Determining the appropriate parameters for understanding a circuit — be it recording time, number of neurons or task complexity — will be important for designing future experiments. “If we just start recording more and more neurons, we might not get richer datasets because the dimensionality might be constrained by the task,” Ganguli says. To get around that limitation, neuroscientists should “leverage our ability to record from many neurons to do more complicated tasks,” he says.
The finding may also help focus the development of new recording technologies. According to Ganguli, scientists in the field should think carefully about what they can gain from improving experimental resources. “We’re in kind of terra incognita, where our ability to create technology is driving its development,” Ganguli says. “We need a better theory of the design tradeoffs with different types of experimental resources — temporal resolution, spatial resolution, recording stability, and signal-to-noise ratio.” For example, it may prove more useful to increase the duration of recordings rather than the number of cells recorded.
Yu’s team is developing methods to create larger datasets from existing technologies. Currently, researchers with multiday recordings analyze data from each day individually. But Yu and his collaborators are stitching together all those data and analyzing them as one coherent block, research that Yu’s postdoc, William Bishop, presented at Cosyne in February. “That effectively allows you to increase the number of neurons and recording time,” Yu says.

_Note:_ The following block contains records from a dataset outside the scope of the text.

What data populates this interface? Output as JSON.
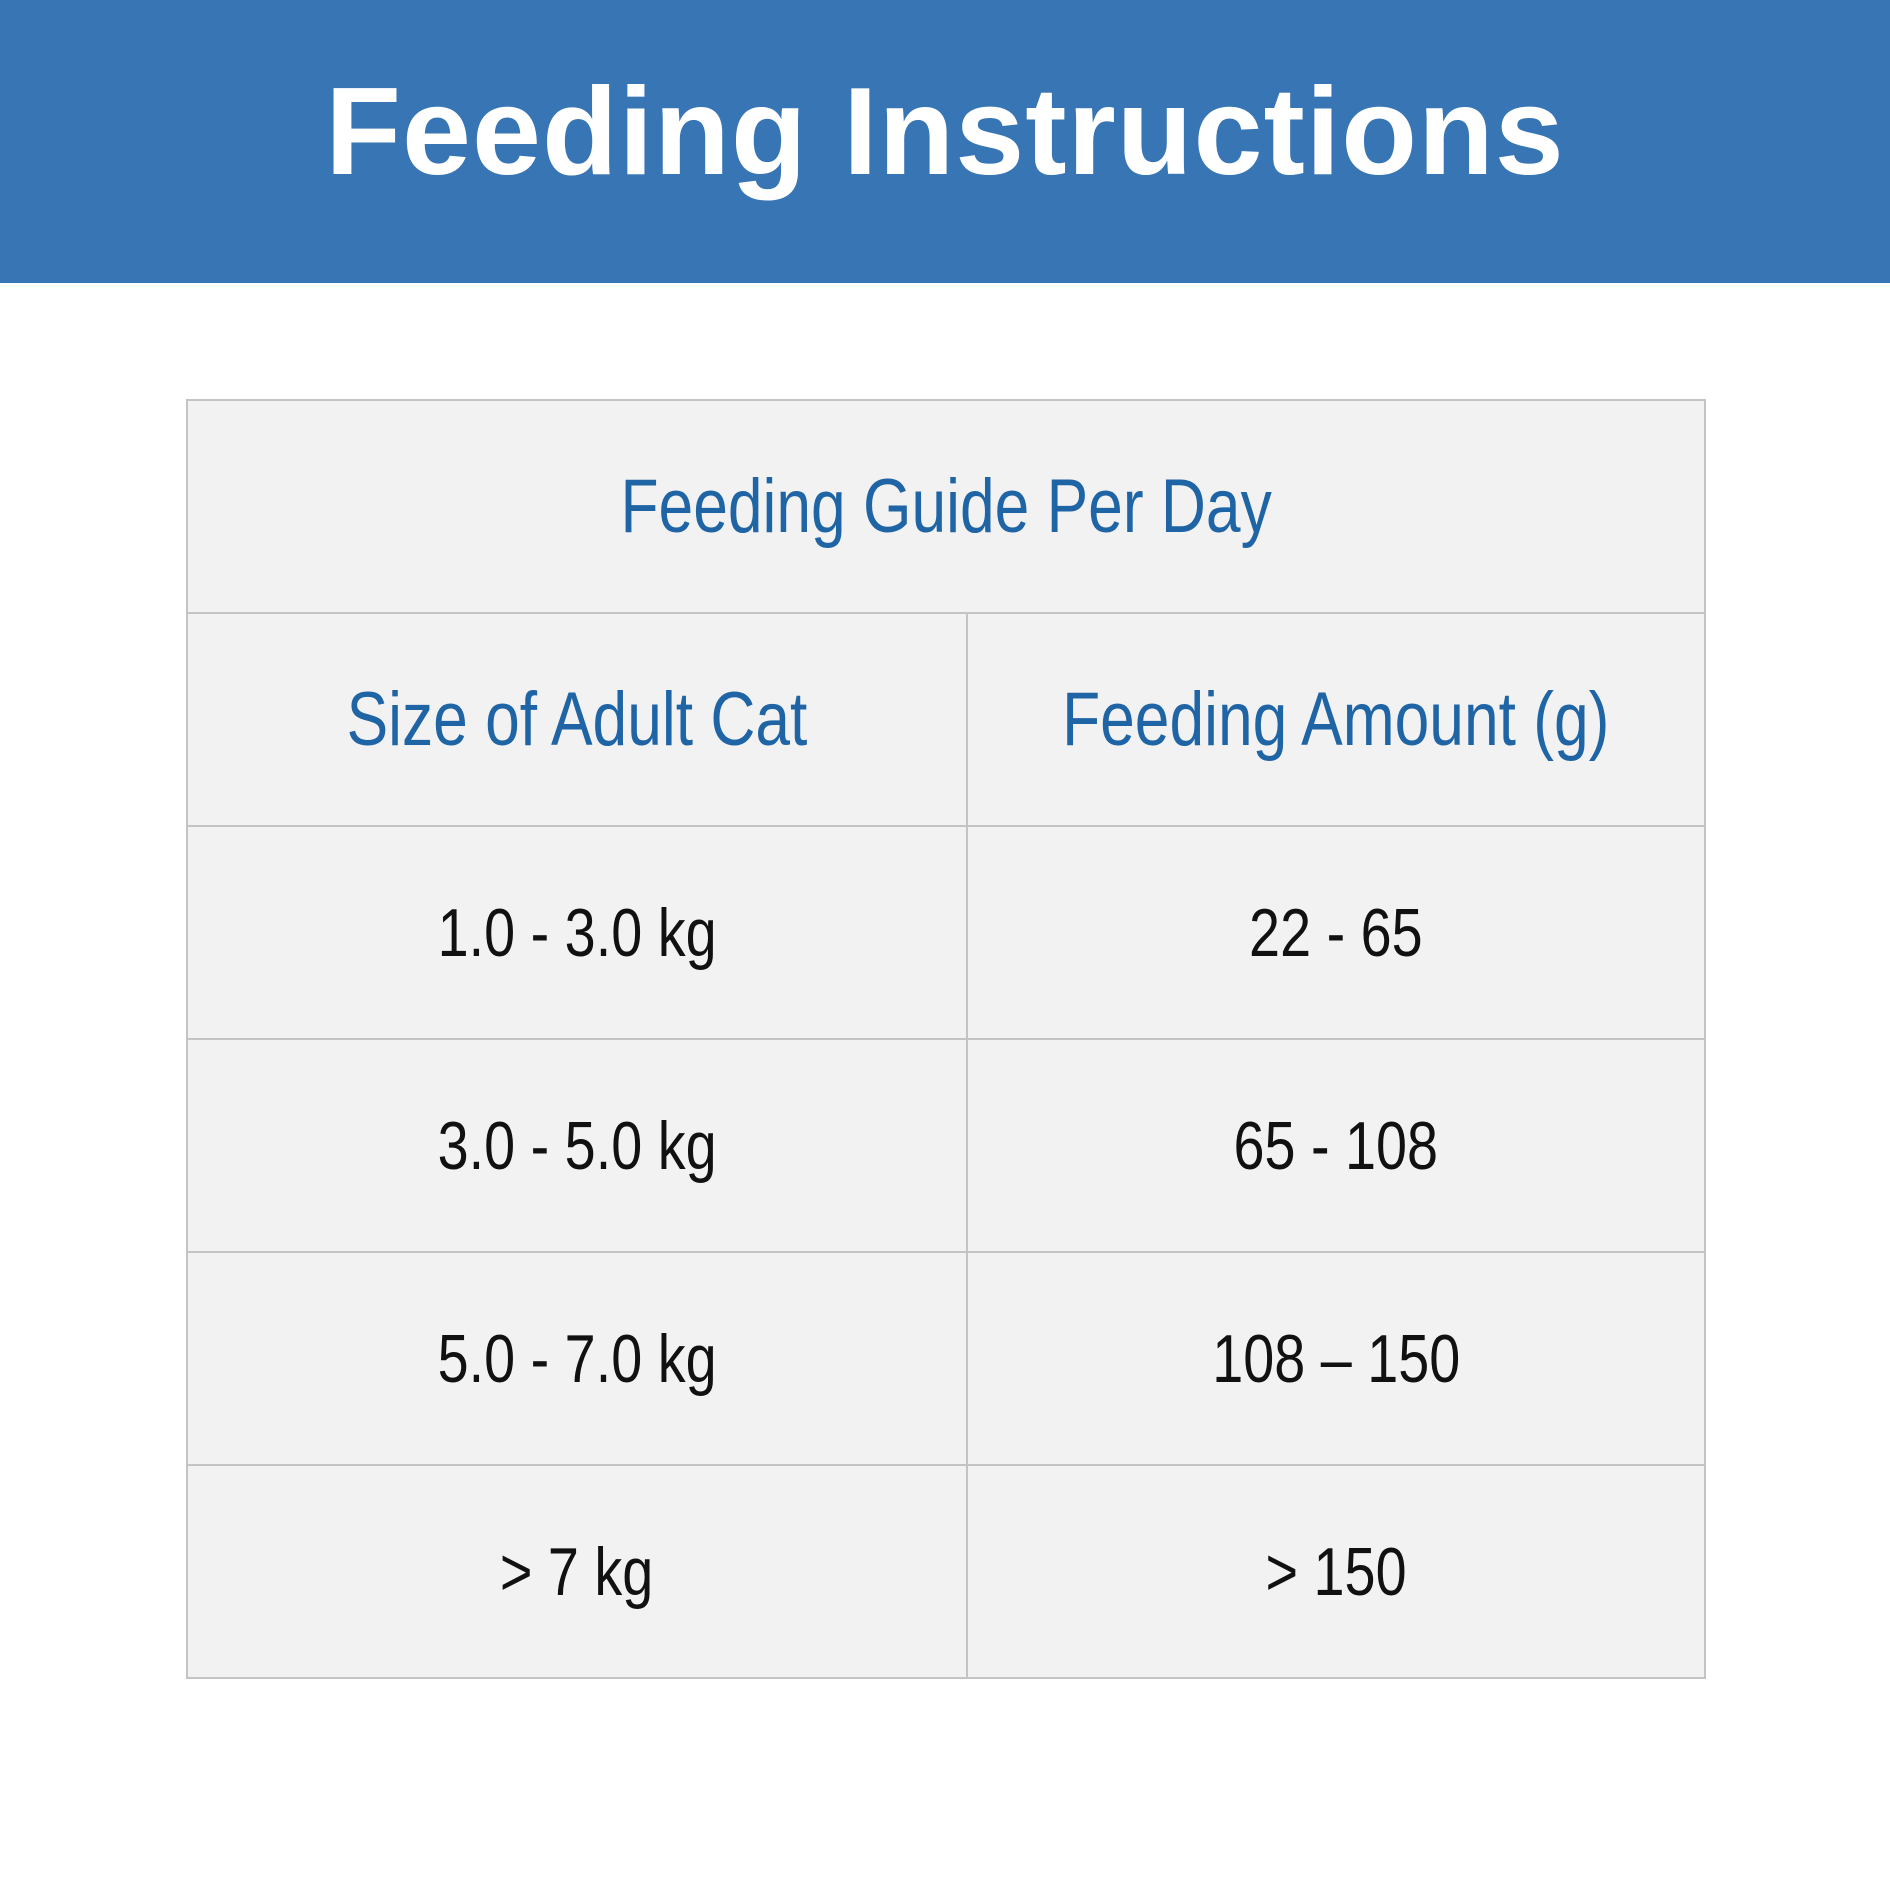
{
  "banner": {
    "title": "Feeding Instructions",
    "background_color": "#3775b4"
  },
  "table": {
    "caption": "Feeding Guide Per Day",
    "headers": [
      "Size of Adult Cat",
      "Feeding Amount (g)"
    ],
    "rows": [
      [
        "1.0 - 3.0 kg",
        "22 - 65"
      ],
      [
        "3.0 - 5.0 kg",
        "65 - 108"
      ],
      [
        "5.0 - 7.0 kg",
        "108 – 150"
      ],
      [
        "> 7 kg",
        "> 150"
      ]
    ],
    "header_text_color": "#1f64a5",
    "cell_background_color": "#f2f2f2",
    "border_color": "#c4c4c4"
  }
}
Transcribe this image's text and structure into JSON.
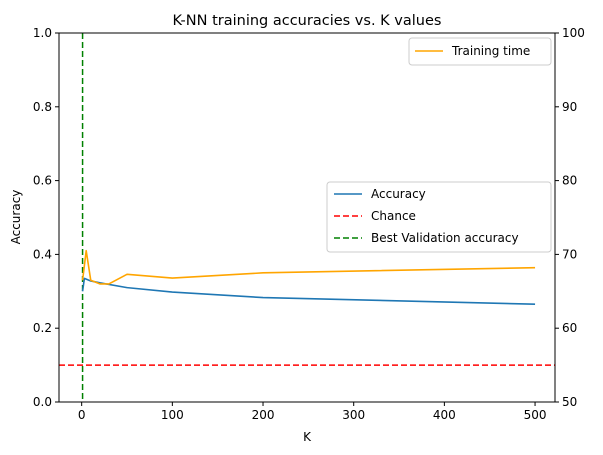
{
  "chart_data": {
    "type": "line",
    "title": "K-NN training accuracies vs. K values",
    "xlabel": "K",
    "ylabel": "Accuracy",
    "xlim": [
      -25,
      522
    ],
    "ylim": [
      0.0,
      1.0
    ],
    "y2lim": [
      50,
      100
    ],
    "xticks": [
      0,
      100,
      200,
      300,
      400,
      500
    ],
    "yticks": [
      0.0,
      0.2,
      0.4,
      0.6,
      0.8,
      1.0
    ],
    "y2ticks": [
      50,
      60,
      70,
      80,
      90,
      100
    ],
    "grid": false,
    "series": [
      {
        "name": "Accuracy",
        "axis": "left",
        "color": "#1f77b4",
        "style": "solid",
        "x": [
          1,
          3,
          5,
          10,
          20,
          50,
          100,
          200,
          500
        ],
        "y": [
          0.3,
          0.335,
          0.333,
          0.328,
          0.323,
          0.31,
          0.298,
          0.283,
          0.265
        ]
      },
      {
        "name": "Training time",
        "axis": "right",
        "color": "#ffa500",
        "style": "solid",
        "x": [
          1,
          3,
          5,
          10,
          20,
          30,
          50,
          100,
          200,
          500
        ],
        "y": [
          66.5,
          68.5,
          70.5,
          66.5,
          66.0,
          66.0,
          67.3,
          66.8,
          67.5,
          68.2
        ]
      }
    ],
    "reference_lines": [
      {
        "name": "Chance",
        "orientation": "horizontal",
        "value": 0.1,
        "color": "#ff0000",
        "style": "dashed"
      },
      {
        "name": "Best Validation accuracy",
        "orientation": "vertical",
        "value": 1,
        "color": "#008000",
        "style": "dashed"
      }
    ],
    "legends": [
      {
        "placement": "top-right",
        "entries": [
          "Training time"
        ]
      },
      {
        "placement": "center-right",
        "entries": [
          "Accuracy",
          "Chance",
          "Best Validation accuracy"
        ]
      }
    ]
  }
}
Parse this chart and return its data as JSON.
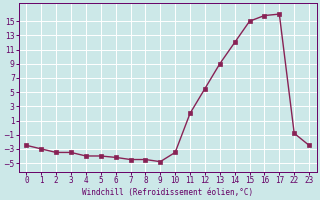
{
  "x_data": [
    0,
    1,
    2,
    3,
    4,
    5,
    6,
    7,
    8,
    9,
    10,
    11,
    12,
    13,
    14,
    15,
    16,
    17,
    18,
    19
  ],
  "y_data": [
    -2.5,
    -3.0,
    -3.5,
    -3.5,
    -4.0,
    -4.0,
    -4.2,
    -4.5,
    -4.5,
    -4.8,
    -3.5,
    2.0,
    5.5,
    9.0,
    12.0,
    15.0,
    15.8,
    16.0,
    -0.8,
    -2.5
  ],
  "xtick_positions": [
    0,
    1,
    2,
    3,
    4,
    5,
    6,
    7,
    8,
    9,
    10,
    11,
    12,
    13,
    14,
    15,
    16,
    17,
    18,
    19
  ],
  "xtick_labels": [
    "0",
    "1",
    "2",
    "3",
    "4",
    "5",
    "6",
    "7",
    "8",
    "9",
    "10",
    "11",
    "12",
    "13",
    "14",
    "15",
    "16",
    "17",
    "22",
    "23"
  ],
  "yticks": [
    -5,
    -3,
    -1,
    1,
    3,
    5,
    7,
    9,
    11,
    13,
    15
  ],
  "ylim": [
    -6.2,
    17.5
  ],
  "xlim": [
    -0.5,
    19.5
  ],
  "line_color": "#882255",
  "bg_color": "#cce8e8",
  "grid_color": "#ffffff",
  "xlabel": "Windchill (Refroidissement éolien,°C)",
  "xlabel_color": "#660066",
  "tick_color": "#660066",
  "tick_fontsize": 5.5,
  "xlabel_fontsize": 5.5,
  "linewidth": 1.0,
  "markersize": 2.5
}
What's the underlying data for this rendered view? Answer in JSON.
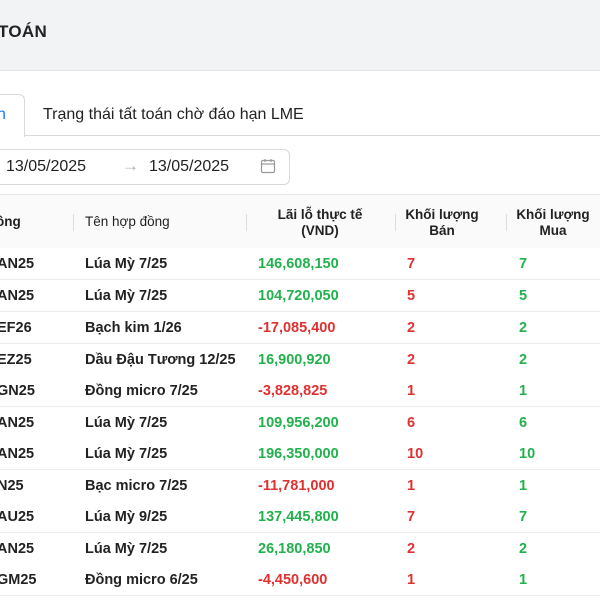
{
  "header": {
    "title": "TOÁN"
  },
  "tabs": [
    {
      "label": "n",
      "active": true
    },
    {
      "label": "Trạng thái tất toán chờ đáo hạn LME",
      "active": false
    }
  ],
  "date_filter": {
    "start": "13/05/2025",
    "separator": "→",
    "end": "13/05/2025"
  },
  "table": {
    "columns": {
      "code": "ồng",
      "name": "Tên hợp đồng",
      "pnl_line1": "Lãi lỗ thực tế",
      "pnl_line2": "(VND)",
      "sell_line1": "Khối lượng",
      "sell_line2": "Bán",
      "buy_line1": "Khối lượng",
      "buy_line2": "Mua"
    },
    "rows": [
      {
        "code": "AN25",
        "name": "Lúa Mỳ 7/25",
        "pnl": "146,608,150",
        "pnl_sign": "pos",
        "sell": "7",
        "buy": "7"
      },
      {
        "code": "AN25",
        "name": "Lúa Mỳ 7/25",
        "pnl": "104,720,050",
        "pnl_sign": "pos",
        "sell": "5",
        "buy": "5"
      },
      {
        "code": "EF26",
        "name": "Bạch kim 1/26",
        "pnl": "-17,085,400",
        "pnl_sign": "neg",
        "sell": "2",
        "buy": "2"
      },
      {
        "code": "EZ25",
        "name": "Dầu Đậu Tương 12/25",
        "pnl": "16,900,920",
        "pnl_sign": "pos",
        "sell": "2",
        "buy": "2"
      },
      {
        "code": "GN25",
        "name": "Đồng micro 7/25",
        "pnl": "-3,828,825",
        "pnl_sign": "neg",
        "sell": "1",
        "buy": "1"
      },
      {
        "code": "AN25",
        "name": "Lúa Mỳ 7/25",
        "pnl": "109,956,200",
        "pnl_sign": "pos",
        "sell": "6",
        "buy": "6"
      },
      {
        "code": "AN25",
        "name": "Lúa Mỳ 7/25",
        "pnl": "196,350,000",
        "pnl_sign": "pos",
        "sell": "10",
        "buy": "10"
      },
      {
        "code": "N25",
        "name": "Bạc micro 7/25",
        "pnl": "-11,781,000",
        "pnl_sign": "neg",
        "sell": "1",
        "buy": "1"
      },
      {
        "code": "AU25",
        "name": "Lúa Mỳ 9/25",
        "pnl": "137,445,800",
        "pnl_sign": "pos",
        "sell": "7",
        "buy": "7"
      },
      {
        "code": "AN25",
        "name": "Lúa Mỳ 7/25",
        "pnl": "26,180,850",
        "pnl_sign": "pos",
        "sell": "2",
        "buy": "2"
      },
      {
        "code": "GM25",
        "name": "Đồng micro 6/25",
        "pnl": "-4,450,600",
        "pnl_sign": "neg",
        "sell": "1",
        "buy": "1"
      }
    ]
  },
  "colors": {
    "positive": "#22b14c",
    "negative": "#e03131",
    "accent": "#1677ff"
  }
}
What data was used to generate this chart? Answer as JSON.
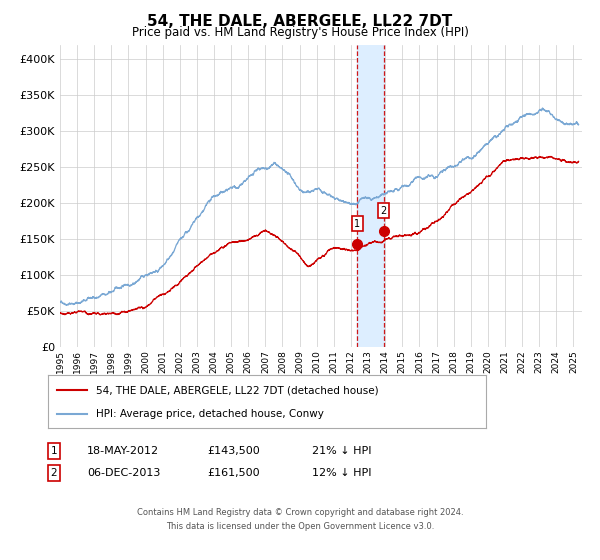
{
  "title": "54, THE DALE, ABERGELE, LL22 7DT",
  "subtitle": "Price paid vs. HM Land Registry's House Price Index (HPI)",
  "legend_line1": "54, THE DALE, ABERGELE, LL22 7DT (detached house)",
  "legend_line2": "HPI: Average price, detached house, Conwy",
  "sale1_date": "18-MAY-2012",
  "sale1_price": 143500,
  "sale1_label": "21% ↓ HPI",
  "sale1_year": 2012.38,
  "sale2_date": "06-DEC-2013",
  "sale2_price": 161500,
  "sale2_label": "12% ↓ HPI",
  "sale2_year": 2013.92,
  "footnote1": "Contains HM Land Registry data © Crown copyright and database right 2024.",
  "footnote2": "This data is licensed under the Open Government Licence v3.0.",
  "red_line_color": "#cc0000",
  "blue_line_color": "#7aa8d4",
  "highlight_color": "#ddeeff",
  "dashed_line_color": "#cc0000",
  "background_color": "#ffffff",
  "grid_color": "#cccccc",
  "ylim": [
    0,
    420000
  ],
  "xlim_start": 1995,
  "xlim_end": 2025.5
}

Recording from thousands of neurons will also require new mathematics. “You can’t do this analysis with 10,000 neurons without having a sophisticated mathematical view on it,” Harris says. He hopes the field will develop a mathematical language to describe populations of neurons, akin to how the receptive field describes the function of individual neurons, or how synergistic and redundant coding can describe ensembles of neurons. “We’re going to come to a point where it’s harder and harder to explain without using the math,” he says.